Grâce à des années de planification du Projet et de mobilisation des peuples autochtones et de leurs communautés, Trans Mountain a élaboré des plans d’atténuation détaillés pour réduire les impacts potentiels sur les zones d’utilisation traditionnelle des terres (UTT) et les ressources patrimoniales le long de l’empreinte du Projet d’expansion.

L’UTT fait référence à l’accès aux ressources et aux paysages naturels et à leur utilisation par des groupes autochtones à des fins traditionnelles. Les ressources patrimoniales font référence aux objets, aux sites ou aux endroits ayant une importance culturelle, historique ou archéologique pour toute la population canadienne.

Les renseignements au sujet des sites connus d’UTT et des ressources patrimoniales ont été intégrés à nos plans de protection de l’environnement (PPE) et à d’autres documents qui guident les entrepreneurs en construction, les inspecteurs environnementaux et les moniteurs autochtones en ce qui concerne les exigences sur le terrain et les mesures d’atténuation pendant les activités de construction.

Des plans d’urgence approuvés par l’organisme de réglementation, notamment notre plan d’urgence pour la découverte de sites d’utilisation des terres traditionnelles et notre plan d’urgence pour les ressources patrimoniales, sont également en place au cas où une UTT ou une ressource patrimoniale potentielle non identifiée auparavant serait découverte pendant les travaux de construction – ce que l’on appelle découverte fortuite.

Nous avons également élaboré un processus de « feu rouge » à trois étapes pour de telles découvertes fortuites afin de nous assurer que le site est protégé contre les activités dans la zone, que les communautés autochtones sont informées et mobilisées, et que des mesures d’atténuation appropriées sont élaborées avant que la construction ne progresse au site.

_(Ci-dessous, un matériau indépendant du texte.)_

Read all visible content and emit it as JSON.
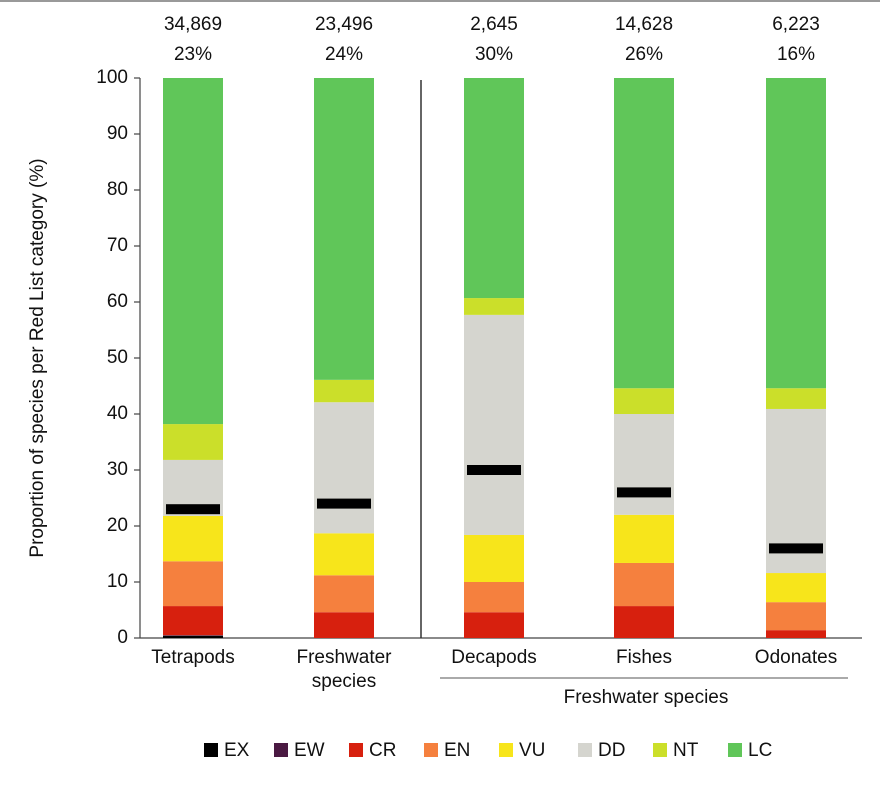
{
  "chart_data": {
    "type": "stacked_bar",
    "y_label": "Proportion of species per Red List category (%)",
    "categories": [
      "Tetrapods",
      "Freshwater species",
      "Decapods",
      "Fishes",
      "Odonates"
    ],
    "group_label": "Freshwater species",
    "series": [
      {
        "name": "EX",
        "color": "#000000",
        "values": [
          0.4,
          0,
          0,
          0,
          0
        ]
      },
      {
        "name": "EW",
        "color": "#4a1942",
        "values": [
          0.1,
          0,
          0,
          0,
          0
        ]
      },
      {
        "name": "CR",
        "color": "#d7200e",
        "values": [
          5.2,
          4.6,
          4.6,
          5.7,
          1.4
        ]
      },
      {
        "name": "EN",
        "color": "#f5803e",
        "values": [
          8.0,
          6.6,
          5.4,
          7.7,
          5.0
        ]
      },
      {
        "name": "VU",
        "color": "#f7e51b",
        "values": [
          8.1,
          7.5,
          8.4,
          8.6,
          5.2
        ]
      },
      {
        "name": "DD",
        "color": "#d5d5cf",
        "values": [
          10.0,
          23.4,
          39.3,
          18.0,
          29.3
        ]
      },
      {
        "name": "NT",
        "color": "#cbdf2a",
        "values": [
          6.4,
          4.0,
          3.0,
          4.6,
          3.7
        ]
      },
      {
        "name": "LC",
        "color": "#60c659",
        "values": [
          61.8,
          53.9,
          39.3,
          55.4,
          55.4
        ]
      }
    ],
    "species_counts": [
      34869,
      23496,
      2645,
      14628,
      6223
    ],
    "species_count_labels": [
      "34,869",
      "23,496",
      "2,645",
      "14,628",
      "6,223"
    ],
    "threatened_percent": [
      23,
      24,
      30,
      26,
      16
    ],
    "threatened_percent_labels": [
      "23%",
      "24%",
      "30%",
      "26%",
      "16%"
    ],
    "marker_color": "#000000",
    "ylim": [
      0,
      100
    ],
    "yticks": [
      0,
      10,
      20,
      30,
      40,
      50,
      60,
      70,
      80,
      90,
      100
    ],
    "grid": false
  }
}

Quand on fait une découverte fortuite d’UTT, on interrompt sur le champ les travaux dans la zone immédiate. On délimite ou clôture le site, une inspectrice ou un inspecteur en environnement et une monitrice ou un moniteur autochtone recueillent des renseignements préliminaires sur place, puis une experte indépendante ou un expert indépendant évalue la ressource ainsi qu’évalue et recommande des options. Pendant ce temps, on prend une série d’engagements auprès des groupes autochtones concernés afin de leur donner de l’information sur le site, de recueillir les connaissances autochtones disponibles et d’orienter les plans d’atténuation.